Re-reading Anton Chekhov’s famous short story, “Grief”, is instructive in multiple ways — the effective use of limited dialogue; creating of word-pictures which set the tone of the story; the metaphorical use of language; and the answer to the question, What makes a particular aggregation of words effective in their linear combination? It is a very short narration of events, even for a “short story”. Yet, as a classic piece of literature, it stands alone in its powerful evocation of the plight of man: the need to relate human suffering, in its proper manner, in a particular way — so as to relieve the sufferer from the very essence of his turmoil.
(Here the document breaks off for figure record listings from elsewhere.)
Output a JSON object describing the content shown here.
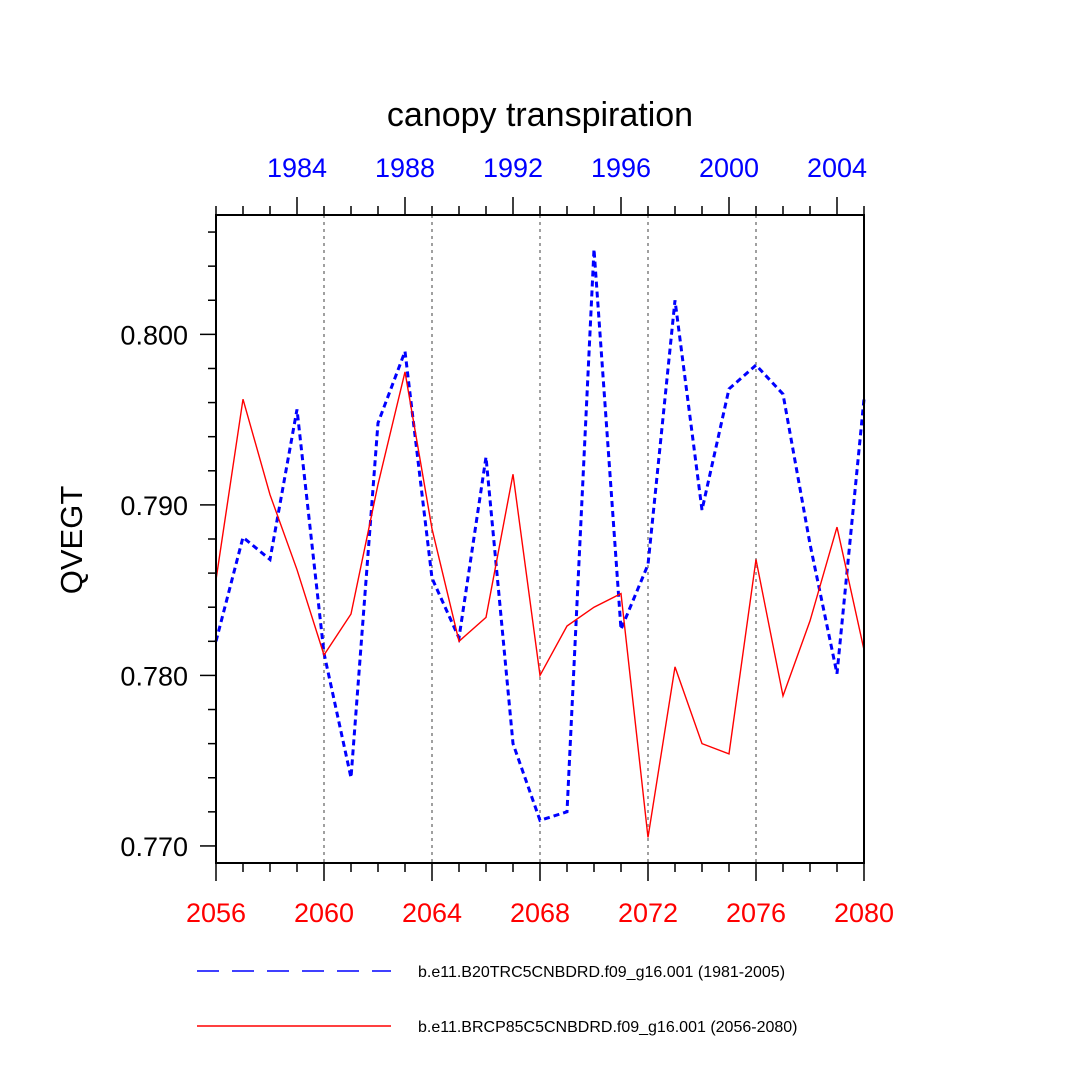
{
  "chart_data": {
    "type": "line",
    "title": "canopy transpiration",
    "ylabel": "QVEGT",
    "xlabel": "",
    "ylim": [
      0.769,
      0.807
    ],
    "y_ticks": [
      0.77,
      0.78,
      0.79,
      0.8
    ],
    "y_tick_labels": [
      "0.770",
      "0.780",
      "0.790",
      "0.800"
    ],
    "bottom_axis": {
      "range": [
        2056,
        2080
      ],
      "ticks": [
        2056,
        2060,
        2064,
        2068,
        2072,
        2076,
        2080
      ],
      "tick_labels": [
        "2056",
        "2060",
        "2064",
        "2068",
        "2072",
        "2076",
        "2080"
      ],
      "color": "#ff0000"
    },
    "top_axis": {
      "range": [
        1981,
        2005
      ],
      "ticks": [
        1984,
        1988,
        1992,
        1996,
        2000,
        2004
      ],
      "tick_labels": [
        "1984",
        "1988",
        "1992",
        "1996",
        "2000",
        "2004"
      ],
      "color": "#0000ff"
    },
    "grid": "vertical dotted at major bottom ticks",
    "legend_position": "bottom",
    "series": [
      {
        "name": "b.e11.B20TRC5CNBDRD.f09_g16.001 (1981-2005)",
        "axis": "top",
        "color": "#0000ff",
        "style": "dashed",
        "x": [
          1981,
          1982,
          1983,
          1984,
          1985,
          1986,
          1987,
          1988,
          1989,
          1990,
          1991,
          1992,
          1993,
          1994,
          1995,
          1996,
          1997,
          1998,
          1999,
          2000,
          2001,
          2002,
          2003,
          2004,
          2005
        ],
        "values": [
          0.782,
          0.7881,
          0.7868,
          0.7956,
          0.7813,
          0.774,
          0.7948,
          0.799,
          0.7857,
          0.7822,
          0.7928,
          0.776,
          0.7715,
          0.772,
          0.805,
          0.7827,
          0.7865,
          0.802,
          0.7897,
          0.7968,
          0.7982,
          0.7965,
          0.7877,
          0.7801,
          0.7962
        ]
      },
      {
        "name": "b.e11.BRCP85C5CNBDRD.f09_g16.001 (2056-2080)",
        "axis": "bottom",
        "color": "#ff0000",
        "style": "solid",
        "x": [
          2056,
          2057,
          2058,
          2059,
          2060,
          2061,
          2062,
          2063,
          2064,
          2065,
          2066,
          2067,
          2068,
          2069,
          2070,
          2071,
          2072,
          2073,
          2074,
          2075,
          2076,
          2077,
          2078,
          2079,
          2080
        ],
        "values": [
          0.7856,
          0.7962,
          0.7906,
          0.7862,
          0.7812,
          0.7836,
          0.7912,
          0.7978,
          0.7886,
          0.782,
          0.7834,
          0.7918,
          0.78,
          0.7829,
          0.784,
          0.7848,
          0.7705,
          0.7805,
          0.776,
          0.7754,
          0.7868,
          0.7788,
          0.7832,
          0.7887,
          0.7815
        ]
      }
    ]
  }
}
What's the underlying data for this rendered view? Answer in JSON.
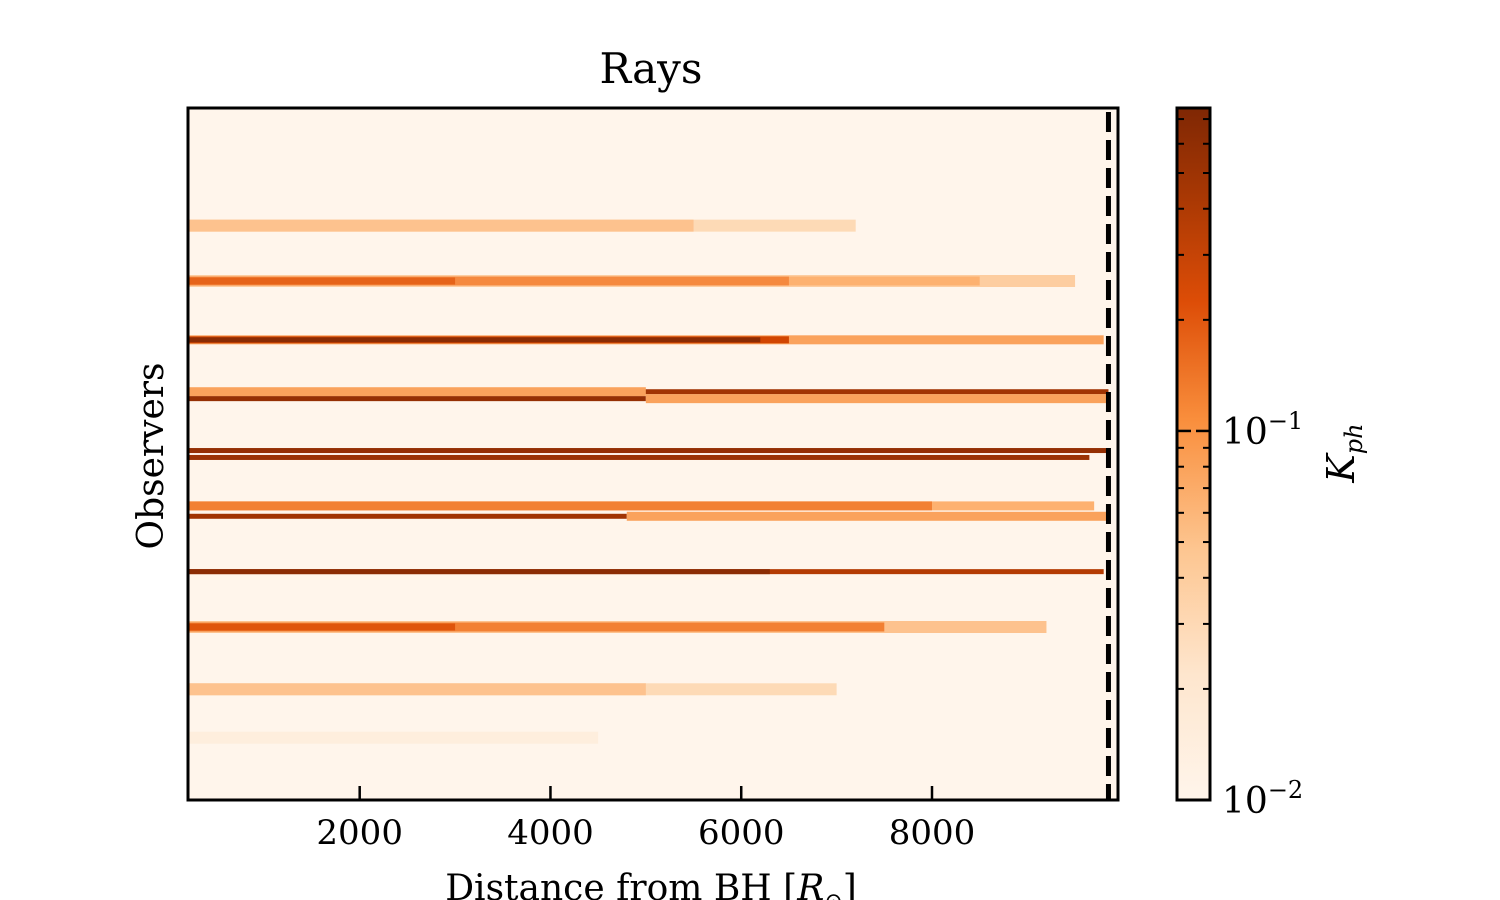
{
  "chart_data": {
    "type": "heatmap",
    "title": "Rays",
    "xlabel": "Distance from BH [R_⊙]",
    "xlabel_main": "Distance from BH [",
    "xlabel_symbol": "R",
    "xlabel_sub": "⊙",
    "xlabel_close": "]",
    "ylabel": "Observers",
    "xlim": [
      200,
      9950
    ],
    "x_ticks": [
      2000,
      4000,
      6000,
      8000
    ],
    "x_tick_labels": [
      "2000",
      "4000",
      "6000",
      "8000"
    ],
    "y_ticks": [],
    "dashed_line_x": 9850,
    "colorbar": {
      "label": "K_ph",
      "label_main": "K",
      "label_sub": "ph",
      "scale": "log",
      "range": [
        0.01,
        0.75
      ],
      "ticks": [
        0.01,
        0.1
      ],
      "tick_labels": [
        {
          "base": "10",
          "exp": "−2"
        },
        {
          "base": "10",
          "exp": "−1"
        }
      ],
      "colormap": "Oranges",
      "colors": [
        "#fff5eb",
        "#fdd9b4",
        "#fdae6b",
        "#f17a2c",
        "#d94801",
        "#a63603",
        "#7f2704"
      ]
    },
    "rays": [
      {
        "y": 0.83,
        "segments": [
          {
            "x0": 200,
            "x1": 7200,
            "k": 0.02
          },
          {
            "x0": 200,
            "x1": 5500,
            "k": 0.03
          }
        ]
      },
      {
        "y": 0.75,
        "segments": [
          {
            "x0": 200,
            "x1": 9500,
            "k": 0.025
          },
          {
            "x0": 200,
            "x1": 8500,
            "k": 0.04
          },
          {
            "x0": 200,
            "x1": 6500,
            "k": 0.07
          },
          {
            "x0": 200,
            "x1": 3000,
            "k": 0.12
          }
        ]
      },
      {
        "y": 0.665,
        "segments": [
          {
            "x0": 200,
            "x1": 9800,
            "k": 0.05
          },
          {
            "x0": 200,
            "x1": 6500,
            "k": 0.2
          },
          {
            "x0": 200,
            "x1": 6200,
            "k": 0.6
          }
        ]
      },
      {
        "y": 0.59,
        "segments": [
          {
            "x0": 200,
            "x1": 9850,
            "k": 0.4
          },
          {
            "x0": 200,
            "x1": 5000,
            "k": 0.05
          }
        ]
      },
      {
        "y": 0.58,
        "segments": [
          {
            "x0": 200,
            "x1": 5000,
            "k": 0.5
          },
          {
            "x0": 5000,
            "x1": 9850,
            "k": 0.05
          }
        ]
      },
      {
        "y": 0.505,
        "segments": [
          {
            "x0": 200,
            "x1": 9850,
            "k": 0.5
          }
        ]
      },
      {
        "y": 0.495,
        "segments": [
          {
            "x0": 200,
            "x1": 9650,
            "k": 0.45
          }
        ]
      },
      {
        "y": 0.425,
        "segments": [
          {
            "x0": 200,
            "x1": 9700,
            "k": 0.04
          },
          {
            "x0": 200,
            "x1": 8000,
            "k": 0.08
          }
        ]
      },
      {
        "y": 0.41,
        "segments": [
          {
            "x0": 200,
            "x1": 4800,
            "k": 0.4
          },
          {
            "x0": 4800,
            "x1": 9850,
            "k": 0.05
          }
        ]
      },
      {
        "y": 0.33,
        "segments": [
          {
            "x0": 200,
            "x1": 9800,
            "k": 0.3
          },
          {
            "x0": 200,
            "x1": 6300,
            "k": 0.6
          }
        ]
      },
      {
        "y": 0.25,
        "segments": [
          {
            "x0": 200,
            "x1": 9200,
            "k": 0.03
          },
          {
            "x0": 200,
            "x1": 7500,
            "k": 0.08
          },
          {
            "x0": 200,
            "x1": 3000,
            "k": 0.15
          }
        ]
      },
      {
        "y": 0.16,
        "segments": [
          {
            "x0": 200,
            "x1": 7000,
            "k": 0.02
          },
          {
            "x0": 200,
            "x1": 5000,
            "k": 0.03
          }
        ]
      },
      {
        "y": 0.09,
        "segments": [
          {
            "x0": 200,
            "x1": 4500,
            "k": 0.012
          }
        ]
      }
    ]
  }
}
To whom it is told, of course, is not important; how it is stated, is the point of the story.
In preparing, formulating and filing for Federal Disability Retirement benefits from the U.S. Office of Personnel Management, both the “to whom” and “how” are equally important, and that is the difference and distinction from fictional prose. The audience in a Federal Disability Retirement application must always be kept in mind — a Federal Government bureaucrat, who has seen many Federal Disability Retirement applications, whether under FERS or CSRS.
Like the passengers to whom Iona Potapov attempted to relate his story, the Claims Specialist at OPM will have a calloused view of one’s Federal Disability Retirement application — not necessarily because of an inability to empathize, but because any singular Federal Disability Retirement application will be merely one of thousands to view, and after time, the conglomeration of words simply spill over one into another. As such, “how” the narrative portion of one’s Federal Disability Retirement application is told, becomes all-important. The type of prose, of course, is far different than Chekhov’s fictional account of the suffering of a man; but the metaphorical use of language should be invoked where applicable, all the while understanding that being concise and conservative in choosing the right words is the most effective way of communicating.